Turn to themes and memes. Through the seven defence white papers Australia’s defence thinkers have always worried about self-reliance and order. The r’s reign: rules and self-reliance and region.
In the 2016 white paper, ‘rules’ appeared 64 times — 48 of those in the formulation ‘rules-based global order’. The rules repetition was a fearful chant about what’s fraying.
Come the 2020 update, the rules-based order gets three mentions, along with a further two references to rules and norms. The context is fretful discussion about how rules are strained, undermined by disruptions; stability is challenged; and pressures on governance in the global commons are causing friction.
Rules are trumped by threats in the update, with a total of 12 mentions of coercion or coercive activities, to achieve strategic or economic goals without provoking conflict.
As coercion is code for China, you could redo the count to argue that there are more update sightings of China than of the US. That’d be a notable shift in the way Australia orders its strategic thinking. Not so long ago, the rules-based order was also code for US leadership; unfortunately that bit of code has turned to gibberish under President Donald Trump.
China fires up lots of ‘c’ words in the US and Oz vocabulary. The US’s new ‘strategic approach’ to China is to compete, compel and challenge.The update’s discussion of the strategic environment uses ‘competition’ or ‘competitive’ a dozen times, with formulations such as ‘greater strategic competition’ and ‘major power competition’ between the US and China.
Facing coercion in ‘a more competitive and contested region’, Australia’s new defence meme is shape-shifting.
The heading ‘Shape Australia’s strategic environment’ is up first in the defence policy chapter and that thought becomes a chant, with 12 references to Australia’s intent to shape our strategic environment.
Doing the count (finding the topography in the typography) sifts for shifts in language and changes that are such big breaks they mark inflection points.

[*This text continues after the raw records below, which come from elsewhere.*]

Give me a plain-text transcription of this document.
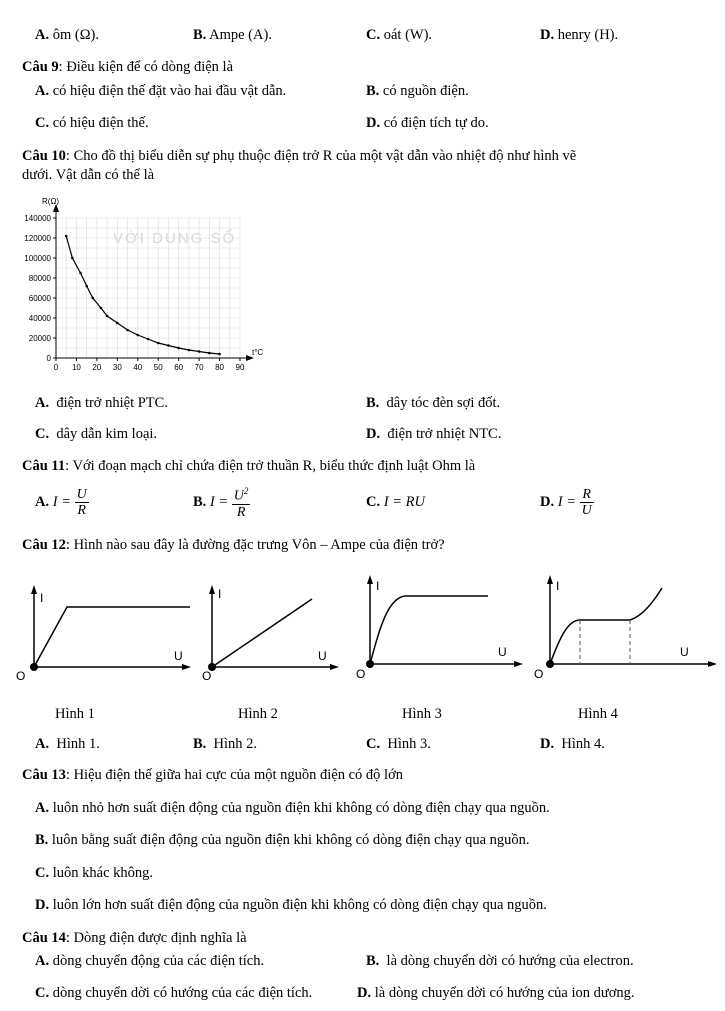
A. ôm (Ω).	B. Ampe (A).	C. oát (W).	D. henry (H).
Câu 9: Điều kiện để có dòng điện là
A. có hiệu điện thế đặt vào hai đầu vật dẫn.	B. có nguồn điện.
C. có hiệu điện thế.	D. có điện tích tự do.
Câu 10: Cho đồ thị biểu diễn sự phụ thuộc điện trở R của một vật dẫn vào nhiệt độ như hình vẽ
dưới. Vật dẫn có thể là
VỚI DUNG SỐ
0
20000
40000
60000
80000
100000
120000
140000
0 10 20 30 40 50 60 70 80 90
R(Ω)
t°C
A. điện trở nhiệt PTC.	B. dây tóc đèn sợi đốt.
C. dây dẫn kim loại.	D. điện trở nhiệt NTC.
Câu 11: Với đoạn mạch chỉ chứa điện trở thuần R, biểu thức định luật Ohm là
A.
I =
$\frac{U}{R}$	B.
I =
$\frac{U^2}{R}$	C.
I = RU	D.
I =
$\frac{R}{U}$
Câu 12: Hình nào sau đây là đường đặc trưng Vôn – Ampe của điện trở?
I
U
O
I
U
O
I
U
O
I
U
O
Hình 1	Hình 2	Hình 3	Hình 4
A. Hình 1.	B. Hình 2.	C. Hình 3.	D. Hình 4.
Câu 13: Hiệu điện thế giữa hai cực của một nguồn điện có độ lớn
A. luôn nhỏ hơn suất điện động của nguồn điện khi không có dòng điện chạy qua nguồn.
B. luôn bằng suất điện động của nguồn điện khi không có dòng điện chạy qua nguồn.
C. luôn khác không.
D. luôn lớn hơn suất điện động của nguồn điện khi không có dòng điện chạy qua nguồn.
Câu 14: Dòng điện được định nghĩa là
A. dòng chuyển động của các điện tích.	B. là dòng chuyển dời có hướng của electron.
C. dòng chuyển dời có hướng của các điện tích.	D. là dòng chuyển dời có hướng của ion dương.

Along with shaping, the other new bit of vocab put in lights is another way of talking about coercion — ‘grey zone’ activities (11 mentions):
‘Grey zone’ is one of a range of terms used to describe activities designed to coerce countries in ways that seek to avoid military conflict. Examples include using para-military forces, militarisation of disputed features, exploiting influence, interference operations and the coercive use of trade and economic levers. These tactics are not new. But they are now being used in our immediate region against shared interests in security and stability. They are facilitated by technological developments including cyber warfare.
The definition of grey zone is one of two text boxes, a design feature that puts something up in lights.
The second box marks a big break, ditching 50 years of Australian strategic theology: Australia no longer believes it has 10 years’ warning time of a conventional conflict, based on the time it’d take an adversary to prepare and mobilise for war.
Previous Defence planning has assumed a ten-year strategic warning time for a major conventional attack against Australia. This is no longer an appropriate basis for defence planning. Coercion, competition and grey-zone activities directly or indirectly targeting Australian interests are occurring now. Growing regional military capabilities, and the speed at which they can be deployed, mean Australia can no longer rely on a timely warning ahead of conflict occurring. Reduced warning times mean defence plans can no longer assume Australia will have time to gradually adjust military capability and preparedness in response to emerging challenges.
Lucky is the country that has 10 years’ warning of war. Unhappy is the country that no longer has that comfort.
Order suffers. Coercion rises. Geography is back. War in the Indo-Pacific, ‘while still unlikely, is less remote than in the past’. The update is a sombre accounting.